Page 3: BENİMYUVAM E BÜLTEN · SAYI:2 (MAYIS‐HAZİRAN/2008) ... Özellikle 1999 yılında yaşanan Marmara Depremi'nden sonra bazı Avrupa ülkelerinden kimsesiz kalan çocukları evlat

BENİMYUVAM E-BÜLTENİ SAYI:2 (MAYIS-HAZİRAN/2008)

AYIN KONUSU – KARDEŞ BULUŞMASI

“Kardeşi olmalı insanın karındaşı olmalı, kanlısı da olsa kardeşi olmalı mutlaka…”

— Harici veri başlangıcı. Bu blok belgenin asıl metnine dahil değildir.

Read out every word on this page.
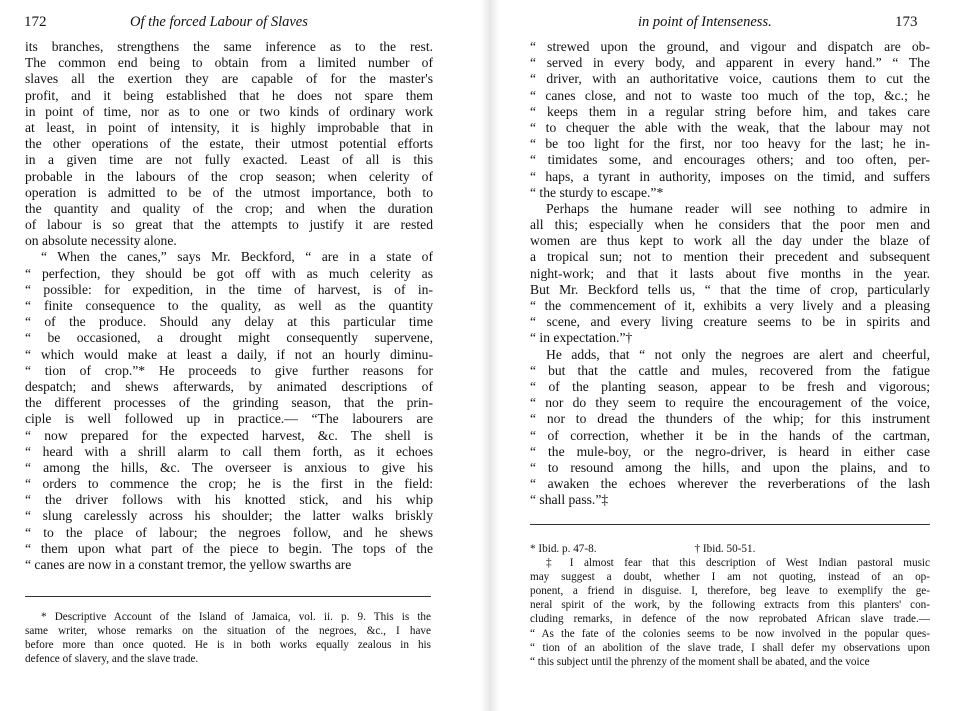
172	Of the forced Labour of Slaves
its branches, strengthens the same inference as to the rest.
The common end being to obtain from a limited number of
slaves all the exertion they are capable of for the master's
profit, and it being established that he does not spare them
in point of time, nor as to one or two kinds of ordinary work
at least, in point of intensity, it is highly improbable that in
the other operations of the estate, their utmost potential efforts
in a given time are not fully exacted. Least of all is this
probable in the labours of the crop season; when celerity of
operation is admitted to be of the utmost importance, both to
the quantity and quality of the crop; and when the duration
of labour is so great that the attempts to justify it are rested
on absolute necessity alone.
“ When the canes,” says Mr. Beckford, “ are in a state of
“ perfection, they should be got off with as much celerity as
“ possible: for expedition, in the time of harvest, is of in-
“ finite consequence to the quality, as well as the quantity
“ of the produce. Should any delay at this particular time
“ be occasioned, a drought might consequently supervene,
“ which would make at least a daily, if not an hourly diminu-
“ tion of crop.”* He proceeds to give further reasons for
despatch; and shews afterwards, by animated descriptions of
the different processes of the grinding season, that the prin-
ciple is well followed up in practice.— “The labourers are
“ now prepared for the expected harvest, &c. The shell is
“ heard with a shrill alarm to call them forth, as it echoes
“ among the hills, &c. The overseer is anxious to give his
“ orders to commence the crop; he is the first in the field:
“ the driver follows with his knotted stick, and his whip
“ slung carelessly across his shoulder; the latter walks briskly
“ to the place of labour; the negroes follow, and he shews
“ them upon what part of the piece to begin. The tops of the
“ canes are now in a constant tremor, the yellow swarths are
* Descriptive Account of the Island of Jamaica, vol. ii. p. 9. This is the
same writer, whose remarks on the situation of the negroes, &c., I have
before more than once quoted. He is in both works equally zealous in his
defence of slavery, and the slave trade.
in point of Intenseness.	173
“ strewed upon the ground, and vigour and dispatch are ob-
“ served in every body, and apparent in every hand.” “ The
“ driver, with an authoritative voice, cautions them to cut the
“ canes close, and not to waste too much of the top, &c.; he
“ keeps them in a regular string before him, and takes care
“ to chequer the able with the weak, that the labour may not
“ be too light for the first, nor too heavy for the last; he in-
“ timidates some, and encourages others; and too often, per-
“ haps, a tyrant in authority, imposes on the timid, and suffers
“ the sturdy to escape.”*
Perhaps the humane reader will see nothing to admire in
all this; especially when he considers that the poor men and
women are thus kept to work all the day under the blaze of
a tropical sun; not to mention their precedent and subsequent
night-work; and that it lasts about five months in the year.
But Mr. Beckford tells us, “ that the time of crop, particularly
“ the commencement of it, exhibits a very lively and a pleasing
“ scene, and every living creature seems to be in spirits and
“ in expectation.”†
He adds, that “ not only the negroes are alert and cheerful,
“ but that the cattle and mules, recovered from the fatigue
“ of the planting season, appear to be fresh and vigorous;
“ nor do they seem to require the encouragement of the voice,
“ nor to dread the thunders of the whip; for this instrument
“ of correction, whether it be in the hands of the cartman,
“ the mule-boy, or the negro-driver, is heard in either case
“ to resound among the hills, and upon the plains, and to
“ awaken the echoes wherever the reverberations of the lash
“ shall pass.”‡
* Ibid. p. 47-8.	† Ibid. 50-51.
‡ I almost fear that this description of West Indian pastoral music
may suggest a doubt, whether I am not quoting, instead of an op-
ponent, a friend in disguise. I, therefore, beg leave to exemplify the ge-
neral spirit of the work, by the following extracts from this planters' con-
cluding remarks, in defence of the now reprobated African slave trade.—
“ As the fate of the colonies seems to be now involved in the popular ques-
“ tion of an abolition of the slave trade, I shall defer my observations upon
“ this subject until the phrenzy of the moment shall be abated, and the voice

İstanbul Sosyal Hizmetler İl Müdürlüğü' nün düzenlediği ve Benimyuvam Grubu’nun da gönüllü olarak görev aldığı II. KARDEŞ BULUŞMASI; 4 Mayıs 2008 Pazar günü 11.00 - 15.00 saatleri arasında Sophia Çengelköy Balo Salonu'nda gerçekleştirildi. SHÇEK'in 18 ayrı kurumundan gelen 400 çocuğumuzun katıldığı; kardeşleri ile aynı masayı paylaşarak birlikte yemek yedikleri, dans ettikleri ve yarışmalara katıldıkları bu etkinlik duygulu ve coşkulu anlarında yaşanmasına sahne oldu. Kardeşlik duygularının gelişmesini, kaynaşmalarını ve buluşmalarını sağlamak için düzenlenen I. KARDEŞ BULUŞMASI' nda ilk kez bir araya gelen kardeşlerin, gözlerinde yaşanan mutluluk ve ayrılık zamanındaki hüzün bu tarz etkinliklerin sürekliliği konusunda SHÇEK gibi Benimyuvam Grubu’nu da cesaretlendirmişti, Keyifli ve bir o kadar da manevi değeri yüksek olan bu organizasyonların (verilecek destek ile) her sene düzenlenmesi konusunda teşvik edici olmuştur. Bu güzel organizasyona SHÇEK Genel Müdürü Sayın İsmail Barış 'ın yanısıra Erol ve Ute Büyükburç çifti de unutulmaz şarkıları ile katıldı. Katılan sanatçıların ve Animasyon Grubu’nun muhteşem gösterileri etkinliğe damgasını vurdu. Keyifli şarkılar ile coşan çocuklar, Animasyon Grubu’nun gösterileri ve dans yarışmasıyla sahneyi boş bırakmadılar. SHÇEK Genel Müdürü Sayın İsmail Barış ve İl Müdürü Sayın Seyfi Bozçelik, bu güzel organizasyonda emeği geçen ve desteklerini esirgemeyen sponsorlara bunun yanı sıra Sayın Erol ve Ute Büyükburç’a, teşekkülerini verdikleri plaketleri ile sundular. Dansların, halayların ve çocuklarımızın hazırladıkları güzel oyunlarının sonrasında şu söz belkide yaşanılan günün ve yaşadıklarımızın tüm cevabını vermeye yetiyordu.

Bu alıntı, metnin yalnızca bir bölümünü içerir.